Greffier lors des débats : Corinne LEROUX
ARRÊT : contradictoire,- prononcé publiquement par mise à disposition de l'arrêt au greffe de la Cour, les parties en ayant été préalablement avisées dans les conditions prévues à l'article 451 du code de procédure civile de la Nouvelle-Calédonie,- signé par Christian MESIERE, président, et par Mikaela NIUMELE, greffier, auquel la minute de la décision a été transmise par le magistrat signataire.
PROCÉDURE DE PREMIÈRE INSTANCE
Par un contrat en date du 4 mai 2001, la société DES CIMENTS DE NUMBO, aux droits de laquelle se trouve la société HOLCIM, a cédé à la société MEGA VRAC, créée par Stéphane A..., ancien salarié de cette entreprise, la branche d'activité "transport de ciment en vrac et de filler en vrac"exploitée à NOUMEA, composée d'un matériel de transport et du personnel attaché au matériel cédé.
Par un contrat du même jour, la société DES CIMENTS DE NUMBO a chargé la société MEGA VRAC d'assurer pour son compte la livraison, chez ses clients, de ciments en vrac et, pour lui permettre d'accomplir cette mission, lui a donné en location trois semi-remorques citernes.
Ce dernier contrat, conclu pour une durée de 3 ans à compter de sa signature, a été reconduit tacitement le 4 mai 2004, puis a été suivi d'un nouveau contrat à compter du 1er janvier 2006 pour une durée de trois ans, auquel la société HOLCIM a mis fin à son terme, le 31 décembre 2008, par un courrier daté du 28 octobre 2008 qui invitait la société MEGA VRAC à lui faire une offre de service dans le cadre de la consultation faite auprès d'autres prestataires de service pour un nouveau contrat de trois ans.

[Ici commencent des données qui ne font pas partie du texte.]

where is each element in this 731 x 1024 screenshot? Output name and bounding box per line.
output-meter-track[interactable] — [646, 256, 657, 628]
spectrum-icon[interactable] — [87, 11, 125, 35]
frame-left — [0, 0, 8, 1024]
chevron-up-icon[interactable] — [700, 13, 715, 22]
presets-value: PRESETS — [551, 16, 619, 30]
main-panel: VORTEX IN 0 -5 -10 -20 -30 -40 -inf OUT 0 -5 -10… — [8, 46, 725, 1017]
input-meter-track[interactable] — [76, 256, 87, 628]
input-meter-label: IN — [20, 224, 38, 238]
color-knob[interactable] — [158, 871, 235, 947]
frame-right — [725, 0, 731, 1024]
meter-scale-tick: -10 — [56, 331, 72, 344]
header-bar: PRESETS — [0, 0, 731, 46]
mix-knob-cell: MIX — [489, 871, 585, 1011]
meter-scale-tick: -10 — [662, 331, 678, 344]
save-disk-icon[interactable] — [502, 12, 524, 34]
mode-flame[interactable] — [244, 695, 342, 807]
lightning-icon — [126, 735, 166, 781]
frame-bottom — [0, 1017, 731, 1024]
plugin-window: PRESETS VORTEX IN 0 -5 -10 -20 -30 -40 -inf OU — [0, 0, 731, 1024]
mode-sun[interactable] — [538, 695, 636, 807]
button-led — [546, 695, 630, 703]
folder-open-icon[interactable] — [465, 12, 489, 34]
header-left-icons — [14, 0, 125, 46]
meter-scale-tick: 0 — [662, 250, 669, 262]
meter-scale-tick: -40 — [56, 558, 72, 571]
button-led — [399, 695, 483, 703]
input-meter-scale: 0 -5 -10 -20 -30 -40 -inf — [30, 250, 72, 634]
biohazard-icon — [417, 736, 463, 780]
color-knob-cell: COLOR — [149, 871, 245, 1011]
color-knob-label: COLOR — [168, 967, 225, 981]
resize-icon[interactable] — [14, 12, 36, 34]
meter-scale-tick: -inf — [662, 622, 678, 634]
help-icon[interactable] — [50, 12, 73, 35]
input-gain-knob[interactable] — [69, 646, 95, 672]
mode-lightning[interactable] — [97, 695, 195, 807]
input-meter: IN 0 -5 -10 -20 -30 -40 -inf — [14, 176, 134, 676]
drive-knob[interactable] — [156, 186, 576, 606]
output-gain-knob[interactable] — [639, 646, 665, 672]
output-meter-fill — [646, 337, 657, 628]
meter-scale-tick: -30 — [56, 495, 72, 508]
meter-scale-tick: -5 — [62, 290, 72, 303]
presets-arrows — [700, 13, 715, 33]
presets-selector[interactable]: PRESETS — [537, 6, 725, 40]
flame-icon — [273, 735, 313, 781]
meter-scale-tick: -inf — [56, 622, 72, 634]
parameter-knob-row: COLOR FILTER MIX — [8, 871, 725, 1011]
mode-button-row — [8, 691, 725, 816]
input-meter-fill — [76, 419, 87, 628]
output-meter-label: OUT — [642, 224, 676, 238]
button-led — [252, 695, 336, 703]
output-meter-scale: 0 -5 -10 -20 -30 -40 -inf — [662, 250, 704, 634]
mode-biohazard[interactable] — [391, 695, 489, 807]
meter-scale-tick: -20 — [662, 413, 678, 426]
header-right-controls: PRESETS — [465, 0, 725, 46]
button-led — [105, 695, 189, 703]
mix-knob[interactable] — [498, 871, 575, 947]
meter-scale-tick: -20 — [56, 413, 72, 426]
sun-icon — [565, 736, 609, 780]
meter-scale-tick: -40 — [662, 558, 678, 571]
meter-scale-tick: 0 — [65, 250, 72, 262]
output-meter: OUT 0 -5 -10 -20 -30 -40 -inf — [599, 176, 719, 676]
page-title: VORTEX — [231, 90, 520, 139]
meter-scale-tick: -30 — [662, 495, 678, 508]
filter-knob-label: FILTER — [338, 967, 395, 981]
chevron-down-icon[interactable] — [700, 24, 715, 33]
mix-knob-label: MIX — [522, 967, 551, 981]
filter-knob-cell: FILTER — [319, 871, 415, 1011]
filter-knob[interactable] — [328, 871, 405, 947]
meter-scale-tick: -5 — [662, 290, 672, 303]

Le 23 décembre 2008, les parties ont décidé de cesser leurs relations contractuelles et ont signé un "avenant de cessation" mettant fin d'un commun accord, par anticipation, au 24 décembre 2008 à 12 h, au contrat de transport de ciment en vrac et de location de semi-remorques conclu le 3 janvier 2006 pour une durée de 3 ans qui venait à expiration le 31 décembre 2008.
Par une requête déposée au greffe le 26 février 2009, la société MEGA VRAC a fait citer la société HOLCIM devant le tribunal mixte de commerce de NOUMEA afin de voir constater que le contrat du 4 mai 2001 constitue un acte de cession totale de la branche d'activité de transport de ciments, comprenant les machines outils, le personnel mais également l'activité de transport, et voir en conséquence la société HOLCIM condamnée à lui verser une somme de 25.000.000 FCFP à titre de dommages-intérêts en réparation de son préjudice.
A titre subsidiaire, la société MEGA VRAC soutenait que son consentement avait été vicié par des manoeuvres dolosives lors de la signature des contrats du 4 mai 2001 et sollicitait à ce titre l'octroi de la somme de 25.000.000 FCFP à titre de dommages et intérêts en réparation de son préjudice, outre celle de 250.000 FCFP en application des dispositions de l'article 700 du code de procédure civile de la Nouvelle-Calédonie.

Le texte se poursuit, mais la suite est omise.